Employment Contracts
The Company has entered into employment contracts with certain executive officers. Under the provisions of the contracts, the Company may be required to incur severance obligations for matters relating to changes in control, as defined, and involuntary terminations.
Partnership with Enable
During May 2024, the Company entered into a partnership with Enable Injections, Inc. (“Enable”), a healthcare innovation company developing and manufacturing the enFuse® wearable drug delivery to develop and commercialize SER-252 (POZ-apomorphine) in combination with enFuse for the treatment of Parkinson’s disease. The Company will develop and commercialize SER-252 (POZ-apomorphine) in combination with enFuseTM for the treatment of Parkinson’s disease. The enFuseTM wearable technology from Enable is designed to overcome both IV infusion and other subcutaneous administration method shortcomings through fast, simple, and convenient delivery, benefiting patients, providers, as well as payers, with the ability for at home self-administration. In May 2024, the Company paid $2.0 million for a technology access fee, amortizing $1.3 million and $0.7 million in the years ended December 31, 2025, and 2024, respectively.
Indemnification
In the normal course of business, the Company may provide indemnifications of varying scope under the Company’s agreements with other companies or consultants, typically for the Company’s research and development programs. Pursuant to these agreements, the Company will generally agree to indemnify, hold harmless, and reimburse the indemnified parties for losses and expenses suffered or incurred by the indemnified parties arising from claims of third parties in connection with the Company’s research and development. Indemnification provisions could also cover third-party infringement claims with respect to patent rights, copyrights, or other intellectual property licensed from the Company to third parties. Office and laboratory leases will also generally indemnify the lessor with respect to certain
matters that may arise during the term of the lease.
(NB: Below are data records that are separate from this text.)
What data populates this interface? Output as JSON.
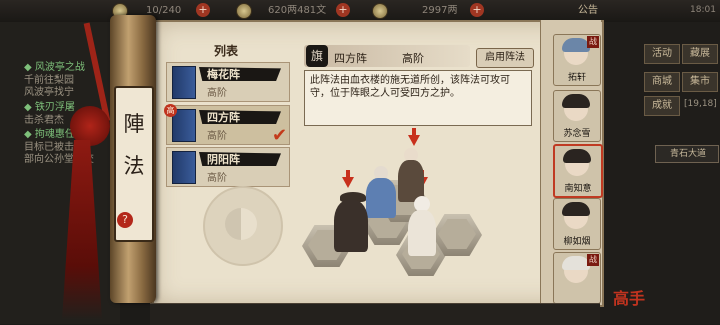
{
  "topbar": {
    "stamina": "10/240",
    "silver": "620两481文",
    "gold": "2997两",
    "notice_label": "公告",
    "time": "18:01"
  },
  "quests": [
    {
      "title": "◆ 风波亭之战",
      "lines": [
        "千前往梨园",
        "风波亭找宁"
      ]
    },
    {
      "title": "◆ 铁刃浮屠",
      "lines": [
        "击杀君杰"
      ]
    },
    {
      "title": "◆ 拘魂惠任务",
      "lines": [
        "目标已被击杀",
        "部向公孙堂主交"
      ]
    }
  ],
  "side_buttons": [
    "活动",
    "藏展",
    "商城",
    "集市",
    "成就"
  ],
  "side_extra": "[19,18]",
  "right_notice": "青石大道",
  "scroll": {
    "chars": [
      "陣",
      "法"
    ],
    "help": "?"
  },
  "list": {
    "title": "列表",
    "items": [
      {
        "name": "梅花阵",
        "rank": "高阶"
      },
      {
        "name": "四方阵",
        "rank": "高阶",
        "badge": "高"
      },
      {
        "name": "阴阳阵",
        "rank": "高阶"
      }
    ]
  },
  "detail": {
    "flag": "旗",
    "name": "四方阵",
    "rank": "高阶",
    "use_button": "启用阵法",
    "description": "此阵法由血衣楼的施无道所创，该阵法可攻可守，位于阵眼之人可受四方之护。"
  },
  "party": [
    {
      "name": "拓轩",
      "tag": "战"
    },
    {
      "name": "苏念雪"
    },
    {
      "name": "南知意"
    },
    {
      "name": "柳如烟"
    },
    {
      "name": "",
      "tag": "战"
    }
  ],
  "seal": "高手"
}
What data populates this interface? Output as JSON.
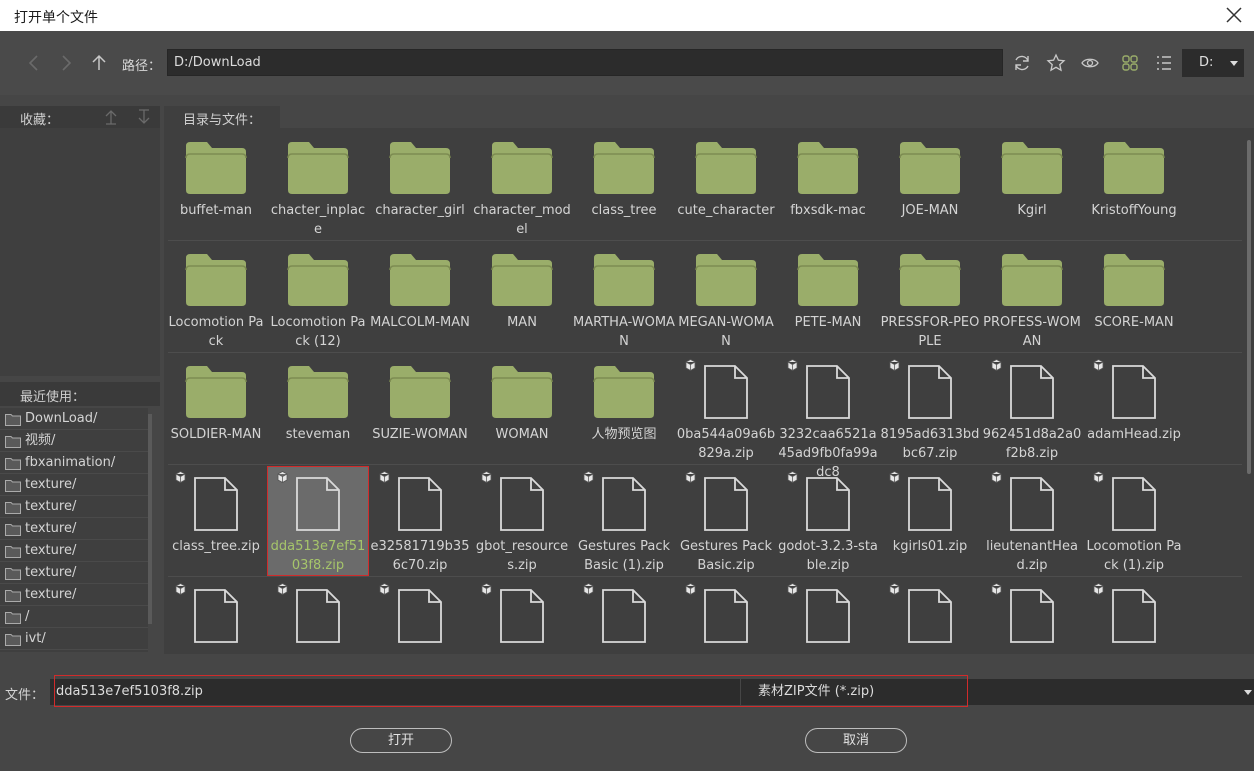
{
  "window": {
    "title": "打开单个文件"
  },
  "toolbar": {
    "path_label": "路径：",
    "path_value": "D:/DownLoad",
    "drive": "D:"
  },
  "sidebar": {
    "favorites_label": "收藏：",
    "recent_label": "最近使用：",
    "recent": [
      "DownLoad/",
      "视频/",
      "fbxanimation/",
      "texture/",
      "texture/",
      "texture/",
      "texture/",
      "texture/",
      "texture/",
      "/",
      "ivt/"
    ]
  },
  "files_tab": "目录与文件：",
  "items": [
    {
      "name": "buffet-man",
      "type": "folder"
    },
    {
      "name": "chacter_inplace",
      "type": "folder"
    },
    {
      "name": "character_girl",
      "type": "folder"
    },
    {
      "name": "character_model",
      "type": "folder"
    },
    {
      "name": "class_tree",
      "type": "folder"
    },
    {
      "name": "cute_character",
      "type": "folder"
    },
    {
      "name": "fbxsdk-mac",
      "type": "folder"
    },
    {
      "name": "JOE-MAN",
      "type": "folder"
    },
    {
      "name": "Kgirl",
      "type": "folder"
    },
    {
      "name": "KristoffYoung",
      "type": "folder"
    },
    {
      "name": "Locomotion Pack",
      "type": "folder"
    },
    {
      "name": "Locomotion Pack (12)",
      "type": "folder"
    },
    {
      "name": "MALCOLM-MAN",
      "type": "folder"
    },
    {
      "name": "MAN",
      "type": "folder"
    },
    {
      "name": "MARTHA-WOMAN",
      "type": "folder"
    },
    {
      "name": "MEGAN-WOMAN",
      "type": "folder"
    },
    {
      "name": "PETE-MAN",
      "type": "folder"
    },
    {
      "name": "PRESSFOR-PEOPLE",
      "type": "folder"
    },
    {
      "name": "PROFESS-WOMAN",
      "type": "folder"
    },
    {
      "name": "SCORE-MAN",
      "type": "folder"
    },
    {
      "name": "SOLDIER-MAN",
      "type": "folder"
    },
    {
      "name": "steveman",
      "type": "folder"
    },
    {
      "name": "SUZIE-WOMAN",
      "type": "folder"
    },
    {
      "name": "WOMAN",
      "type": "folder"
    },
    {
      "name": "人物预览图",
      "type": "folder"
    },
    {
      "name": "0ba544a09a6b829a.zip",
      "type": "zip"
    },
    {
      "name": "3232caa6521a45ad9fb0fa99adc8",
      "type": "zip"
    },
    {
      "name": "8195ad6313bdbc67.zip",
      "type": "zip"
    },
    {
      "name": "962451d8a2a0f2b8.zip",
      "type": "zip"
    },
    {
      "name": "adamHead.zip",
      "type": "zip"
    },
    {
      "name": "class_tree.zip",
      "type": "zip"
    },
    {
      "name": "dda513e7ef5103f8.zip",
      "type": "zip",
      "selected": true
    },
    {
      "name": "e32581719b356c70.zip",
      "type": "zip"
    },
    {
      "name": "gbot_resources.zip",
      "type": "zip"
    },
    {
      "name": "Gestures Pack Basic (1).zip",
      "type": "zip"
    },
    {
      "name": "Gestures Pack Basic.zip",
      "type": "zip"
    },
    {
      "name": "godot-3.2.3-stable.zip",
      "type": "zip"
    },
    {
      "name": "kgirls01.zip",
      "type": "zip"
    },
    {
      "name": "lieutenantHead.zip",
      "type": "zip"
    },
    {
      "name": "Locomotion Pack (1).zip",
      "type": "zip"
    },
    {
      "name": "",
      "type": "zip"
    },
    {
      "name": "",
      "type": "zip"
    },
    {
      "name": "",
      "type": "zip"
    },
    {
      "name": "",
      "type": "zip"
    },
    {
      "name": "",
      "type": "zip"
    },
    {
      "name": "",
      "type": "zip"
    },
    {
      "name": "",
      "type": "zip"
    },
    {
      "name": "",
      "type": "zip"
    },
    {
      "name": "",
      "type": "zip"
    },
    {
      "name": "",
      "type": "zip"
    }
  ],
  "footer": {
    "file_label": "文件：",
    "file_value": "dda513e7ef5103f8.zip",
    "filter": "素材ZIP文件 (*.zip)",
    "open": "打开",
    "cancel": "取消"
  },
  "colors": {
    "folder": "#9aad6a",
    "selected_text": "#a6c56b",
    "highlight": "#d12b2b"
  }
}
The Registration Rights Agreement between Juvenescence and the Company includes indemnification provisions pursuant to which the parties will indemnify each other from certain liabilities in connection with the registration, offer, and sale of securities under a registration statement, including liabilities arising under the Securities Act. The Company has also agreed to provide the AST Indemnity and the ETC Indemnity pursuant to the Letter of Indemnification described in Note 5, Related Party Transactions. The term of these indemnification obligations will generally continue in effect after the termination or expiration of the particular license, lease, or agreement to which they relate. The potential future payments the Company could be required to make under these indemnification agreements will generally not be subject to any specified maximum amount. Historically, the Company has not been subject to any claims or demands for indemnification. The Company also maintains various liability insurance policies that limit the Company’s financial exposure and in the case of the AST Indemnity and the ETC Indemnity the Company has received a cross-indemnity from Juvenescence against all claims, damages, liabilities or losses arising out of the AST Indemnity and the ETC Indemnity. As a result, the Company believes the fair value of these indemnification agreements is minimal. Accordingly, the Company has not recorded any liabilities for these agreements to date.